From Cairn India to Hero MotoCorp, a clutch of corporates is cutting back on capex.
From Cairn India to Hero MotoCorp, a clutch of corporates is cutting back on capex. With cash flows under stress, and visibility on demand poor, much of India Inc is reluctant to add capacity and even those that had proposed to do so might just postpone the plan or prune it. The management at Hero MotoCorp, for instance, said after it announced the Q2FY16 numbers that the allocation of Rs 3,000 crore for FY16 and FY17 would now spill over to FY18. Hero’s volumes for the three months to September came off by about 7% year-on-year as consumption in rural India remained weak. Meanwhile, with its realisations under pressure, Cairn will now spend $300 million against the planned $500 million.
As such, capex by companies in the private sector will remain subdued this year as indicated in an assessment made by FE in late June which indicated that for a group of top 17 firms it would fall by about 3% to Rs 2.8 lakh crore. The collective capex guidance of top three steel producers,- SAIL, Tata Steel and JSW Steel – at close to Rs 23,500 crore, remains 8% lower than in FY15.
Manufacturers of capital goods continue to hurt from the slowdown in the investment cycle. Heavyweight Larsen & Toubro slashed its order inflows guidance to 5-7% for FY16 from 15% earlier with R Shankar Raman, CFO, pointing out excess capacity in many sectors had left investment momentum slow despite efforts from various stakeholders. “Companies are worried about efficient utilization rather than investing in new capacities,” Shankar Raman observed.
Thermax’s orderbook fell 20% year-on-year in the three months to September to Rs 4,000 crore as inflows dropped 26% to Rs 810 crore, lower than the long-term quarterly run rate of Rs 1,000 crore. As a result, company’s revenues fell 9% while earnings came off by 25% year-on-year.
M S Unnikrishnan, MD & CEO of Thermax, confirmed the absence of any traction in larger orders from core industries like power, steel, fertilizers and oil & gas saying activity remain stagnant. “There is no capacity addition for these sectors since many companies are operating at a capacity utilisation of 60-70%,”Unnikrishnan observed.
The CEO believes the way things are, the situation may not improve for the next two years.
Last week, Vedanta Ltd which reported a more than 35% yoy drop in its net profit for a second consecutive quarter lowered FY16 consolidated capex guidance by 30% to $700 million—half of what it spent in FY15. Vedanta has temporarily shut two of its aluminium facilities and deferred ramping up of capacity at BALCO capacity to maximise cash flows even as it grapples with Rs 73,000 crore ($12 billion) of borrowings.
Capex is unlikely to pick up in sectors such as steel where, together with anaemic demand, cheap imports are driving down prices.

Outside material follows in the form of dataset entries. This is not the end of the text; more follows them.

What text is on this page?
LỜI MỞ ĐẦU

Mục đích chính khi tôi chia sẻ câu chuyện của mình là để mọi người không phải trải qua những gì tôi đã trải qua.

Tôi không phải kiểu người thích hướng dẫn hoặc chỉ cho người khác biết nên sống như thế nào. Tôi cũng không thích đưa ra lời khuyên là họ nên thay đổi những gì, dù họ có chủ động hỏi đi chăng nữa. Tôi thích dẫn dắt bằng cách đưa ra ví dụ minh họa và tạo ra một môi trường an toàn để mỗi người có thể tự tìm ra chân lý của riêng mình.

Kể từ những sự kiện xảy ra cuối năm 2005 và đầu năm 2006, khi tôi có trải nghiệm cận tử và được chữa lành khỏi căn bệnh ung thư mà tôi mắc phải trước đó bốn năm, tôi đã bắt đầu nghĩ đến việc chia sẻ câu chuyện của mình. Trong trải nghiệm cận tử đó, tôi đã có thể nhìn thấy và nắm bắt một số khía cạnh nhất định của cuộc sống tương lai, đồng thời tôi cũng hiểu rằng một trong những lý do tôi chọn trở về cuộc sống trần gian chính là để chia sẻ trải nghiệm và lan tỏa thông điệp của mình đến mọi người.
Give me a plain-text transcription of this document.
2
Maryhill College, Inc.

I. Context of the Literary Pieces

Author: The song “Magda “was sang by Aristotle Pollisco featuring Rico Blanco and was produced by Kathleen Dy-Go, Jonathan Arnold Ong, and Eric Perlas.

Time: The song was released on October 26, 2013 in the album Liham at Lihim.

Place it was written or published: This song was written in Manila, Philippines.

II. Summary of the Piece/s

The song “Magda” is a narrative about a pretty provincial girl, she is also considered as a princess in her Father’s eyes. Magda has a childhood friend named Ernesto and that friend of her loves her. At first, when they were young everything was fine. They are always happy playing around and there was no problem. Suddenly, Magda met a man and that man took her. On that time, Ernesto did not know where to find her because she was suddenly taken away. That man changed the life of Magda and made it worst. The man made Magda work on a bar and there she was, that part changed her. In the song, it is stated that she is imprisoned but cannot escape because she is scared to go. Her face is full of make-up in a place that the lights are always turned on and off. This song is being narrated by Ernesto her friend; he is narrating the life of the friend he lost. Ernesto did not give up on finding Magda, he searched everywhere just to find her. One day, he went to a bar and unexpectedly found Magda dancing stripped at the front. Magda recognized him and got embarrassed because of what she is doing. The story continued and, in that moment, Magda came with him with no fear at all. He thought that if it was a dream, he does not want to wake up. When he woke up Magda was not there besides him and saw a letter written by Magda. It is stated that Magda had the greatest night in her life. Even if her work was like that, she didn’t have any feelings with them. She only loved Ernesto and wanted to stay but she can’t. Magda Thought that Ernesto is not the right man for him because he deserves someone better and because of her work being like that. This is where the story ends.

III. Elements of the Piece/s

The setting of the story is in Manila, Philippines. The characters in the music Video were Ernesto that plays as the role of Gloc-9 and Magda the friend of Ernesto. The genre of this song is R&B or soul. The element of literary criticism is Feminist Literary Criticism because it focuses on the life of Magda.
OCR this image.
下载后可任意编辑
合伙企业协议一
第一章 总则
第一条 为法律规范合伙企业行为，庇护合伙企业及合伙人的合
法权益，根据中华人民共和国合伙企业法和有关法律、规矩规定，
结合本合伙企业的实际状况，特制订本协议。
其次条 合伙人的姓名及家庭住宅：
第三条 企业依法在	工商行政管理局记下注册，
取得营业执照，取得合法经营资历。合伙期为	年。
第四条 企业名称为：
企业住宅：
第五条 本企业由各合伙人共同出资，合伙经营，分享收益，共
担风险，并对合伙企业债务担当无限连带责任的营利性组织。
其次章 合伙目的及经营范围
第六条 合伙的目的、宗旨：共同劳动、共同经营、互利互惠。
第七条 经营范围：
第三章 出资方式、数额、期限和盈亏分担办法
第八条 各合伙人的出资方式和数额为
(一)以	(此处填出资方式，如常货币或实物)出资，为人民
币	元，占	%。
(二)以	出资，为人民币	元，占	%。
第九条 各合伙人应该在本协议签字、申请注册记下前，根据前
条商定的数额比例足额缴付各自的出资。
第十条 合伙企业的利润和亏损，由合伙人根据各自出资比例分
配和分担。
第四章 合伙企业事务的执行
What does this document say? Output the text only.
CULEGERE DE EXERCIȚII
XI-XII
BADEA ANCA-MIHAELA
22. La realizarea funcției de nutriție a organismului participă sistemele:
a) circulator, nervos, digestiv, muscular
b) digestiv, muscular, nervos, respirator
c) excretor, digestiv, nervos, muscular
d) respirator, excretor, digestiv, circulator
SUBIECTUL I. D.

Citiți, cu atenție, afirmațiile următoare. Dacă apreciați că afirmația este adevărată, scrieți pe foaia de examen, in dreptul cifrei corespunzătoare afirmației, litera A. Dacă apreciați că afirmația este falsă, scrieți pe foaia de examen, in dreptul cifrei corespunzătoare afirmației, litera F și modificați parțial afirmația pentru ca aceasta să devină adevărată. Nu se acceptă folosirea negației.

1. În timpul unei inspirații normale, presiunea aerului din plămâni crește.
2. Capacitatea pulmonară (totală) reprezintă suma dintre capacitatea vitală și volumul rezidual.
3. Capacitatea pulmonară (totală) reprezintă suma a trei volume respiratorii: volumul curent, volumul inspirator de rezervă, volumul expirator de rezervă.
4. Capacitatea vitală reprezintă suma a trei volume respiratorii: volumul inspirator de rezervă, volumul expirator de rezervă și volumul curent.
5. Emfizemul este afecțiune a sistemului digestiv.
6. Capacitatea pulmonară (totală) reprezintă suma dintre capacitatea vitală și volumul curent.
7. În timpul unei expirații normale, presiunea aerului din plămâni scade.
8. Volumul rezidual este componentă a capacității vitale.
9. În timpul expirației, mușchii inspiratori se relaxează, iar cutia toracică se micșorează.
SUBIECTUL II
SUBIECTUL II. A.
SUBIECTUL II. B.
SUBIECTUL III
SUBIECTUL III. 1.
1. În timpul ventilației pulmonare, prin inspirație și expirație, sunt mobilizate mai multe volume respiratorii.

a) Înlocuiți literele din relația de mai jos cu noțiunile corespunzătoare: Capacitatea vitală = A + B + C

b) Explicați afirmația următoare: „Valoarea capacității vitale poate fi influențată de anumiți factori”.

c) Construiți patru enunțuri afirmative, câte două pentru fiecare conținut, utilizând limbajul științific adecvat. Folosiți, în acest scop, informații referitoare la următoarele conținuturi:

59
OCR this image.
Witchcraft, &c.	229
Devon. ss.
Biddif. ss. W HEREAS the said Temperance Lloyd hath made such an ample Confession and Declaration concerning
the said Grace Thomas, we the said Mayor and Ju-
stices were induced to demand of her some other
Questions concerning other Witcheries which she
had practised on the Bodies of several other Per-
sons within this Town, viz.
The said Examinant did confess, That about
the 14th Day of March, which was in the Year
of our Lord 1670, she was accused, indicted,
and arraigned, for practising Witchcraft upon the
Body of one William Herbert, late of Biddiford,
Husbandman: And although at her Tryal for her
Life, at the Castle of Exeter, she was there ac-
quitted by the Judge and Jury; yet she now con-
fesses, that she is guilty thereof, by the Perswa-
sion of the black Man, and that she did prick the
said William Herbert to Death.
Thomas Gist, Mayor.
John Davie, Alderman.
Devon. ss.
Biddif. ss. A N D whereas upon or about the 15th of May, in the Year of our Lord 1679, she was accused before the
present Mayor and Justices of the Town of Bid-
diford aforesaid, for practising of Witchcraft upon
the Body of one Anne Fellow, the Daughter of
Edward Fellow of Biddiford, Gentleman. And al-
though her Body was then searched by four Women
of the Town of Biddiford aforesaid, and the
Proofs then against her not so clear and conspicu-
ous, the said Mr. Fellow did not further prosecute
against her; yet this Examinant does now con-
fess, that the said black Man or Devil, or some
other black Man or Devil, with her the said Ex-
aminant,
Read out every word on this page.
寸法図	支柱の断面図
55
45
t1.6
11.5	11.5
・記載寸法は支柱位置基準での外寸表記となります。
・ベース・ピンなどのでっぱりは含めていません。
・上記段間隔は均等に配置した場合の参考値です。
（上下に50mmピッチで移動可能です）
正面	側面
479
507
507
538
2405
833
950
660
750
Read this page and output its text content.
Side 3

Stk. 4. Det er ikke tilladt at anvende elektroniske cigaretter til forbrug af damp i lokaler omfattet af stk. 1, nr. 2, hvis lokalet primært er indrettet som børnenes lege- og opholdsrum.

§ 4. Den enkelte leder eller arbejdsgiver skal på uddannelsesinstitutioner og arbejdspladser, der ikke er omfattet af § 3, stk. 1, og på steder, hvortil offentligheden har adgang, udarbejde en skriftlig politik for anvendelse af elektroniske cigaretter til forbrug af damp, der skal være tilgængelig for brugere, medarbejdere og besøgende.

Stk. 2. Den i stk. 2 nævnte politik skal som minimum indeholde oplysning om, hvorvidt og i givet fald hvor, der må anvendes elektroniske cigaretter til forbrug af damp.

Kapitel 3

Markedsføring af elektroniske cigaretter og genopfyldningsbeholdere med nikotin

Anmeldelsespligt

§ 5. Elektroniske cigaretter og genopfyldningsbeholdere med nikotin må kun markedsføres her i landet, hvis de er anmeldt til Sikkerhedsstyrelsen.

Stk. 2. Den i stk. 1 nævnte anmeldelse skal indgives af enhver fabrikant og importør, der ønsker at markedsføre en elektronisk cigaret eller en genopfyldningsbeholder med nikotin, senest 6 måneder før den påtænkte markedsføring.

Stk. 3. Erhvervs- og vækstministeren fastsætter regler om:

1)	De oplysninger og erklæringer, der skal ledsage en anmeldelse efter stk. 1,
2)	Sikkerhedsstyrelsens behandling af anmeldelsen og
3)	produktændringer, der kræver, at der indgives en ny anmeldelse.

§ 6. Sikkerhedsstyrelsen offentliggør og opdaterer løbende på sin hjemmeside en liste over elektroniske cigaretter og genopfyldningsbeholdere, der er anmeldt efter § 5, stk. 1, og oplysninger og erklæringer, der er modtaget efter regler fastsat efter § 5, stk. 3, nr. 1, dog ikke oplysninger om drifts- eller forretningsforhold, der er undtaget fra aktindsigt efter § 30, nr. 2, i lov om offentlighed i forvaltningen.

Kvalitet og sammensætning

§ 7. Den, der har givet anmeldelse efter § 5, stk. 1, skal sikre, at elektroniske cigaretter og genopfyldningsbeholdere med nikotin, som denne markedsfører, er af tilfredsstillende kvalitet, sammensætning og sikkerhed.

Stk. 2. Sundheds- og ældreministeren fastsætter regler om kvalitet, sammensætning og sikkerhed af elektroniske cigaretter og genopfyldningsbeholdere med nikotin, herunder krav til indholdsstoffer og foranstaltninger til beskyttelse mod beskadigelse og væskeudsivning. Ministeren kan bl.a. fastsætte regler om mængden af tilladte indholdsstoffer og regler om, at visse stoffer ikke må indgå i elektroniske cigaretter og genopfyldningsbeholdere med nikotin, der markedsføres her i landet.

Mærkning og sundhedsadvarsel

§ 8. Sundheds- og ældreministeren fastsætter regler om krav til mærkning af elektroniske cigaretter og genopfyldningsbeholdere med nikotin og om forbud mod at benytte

As Seshagiri Rao Joint MD and Group CFO, JSW Steel, points out imports have jumped 42% and are outpacing the rise in consumption. “The industry is hurting not because of slowing demand but more because steel is being dumped by China,” Rao explains pointing out that if imports were not at such elevated levels, capacity utilisation locally would go up. Although the firm’s profits plummeted from Rs 1,405 crore in HIFY15 to to Rs 10 crore for the same period in FY16, JSW Steel plans to spend Rs 9,000 crore in the next two years to increase capacity from 14 million tonnes to 18 million tonnes. Rao believes there is a pick up in activity in metro projects, mining, water pipelines and the commercial vehicle segment and therefore demand isn’t as bad as perceived. Consumption of steel in the first half of FY16 rose 4.2%.
While large public sector undertakings (PSUs) typically invest large sums every year some like PowerGrid and IOCL indicate spends will be flat. Among those that may increase capex are ONGC, Coal India and GAIL. NTPC , which had earlier pruned its allocation has now upped the guidance from Rs 21,000 crore to Rs 25,000 crore mainly for its solar plants in Andhra Pradesh and Madhya Pradesh. Telcos such as Idea Cellular and Bharti Airtel are expected to continue to invest as they had planned.
Already, gross fixed capital formation, a measure of investment in the economy has fallen over the last few years from 33.64 % of GDP in FY12 to 28.72% of GDP in FY-15. While the capital goods segment, within the IIP jumped 10% year-on-year in July and 21% year-on-year in August, the numbers come off very small bases since the segment had de-grown both in July and August 2014.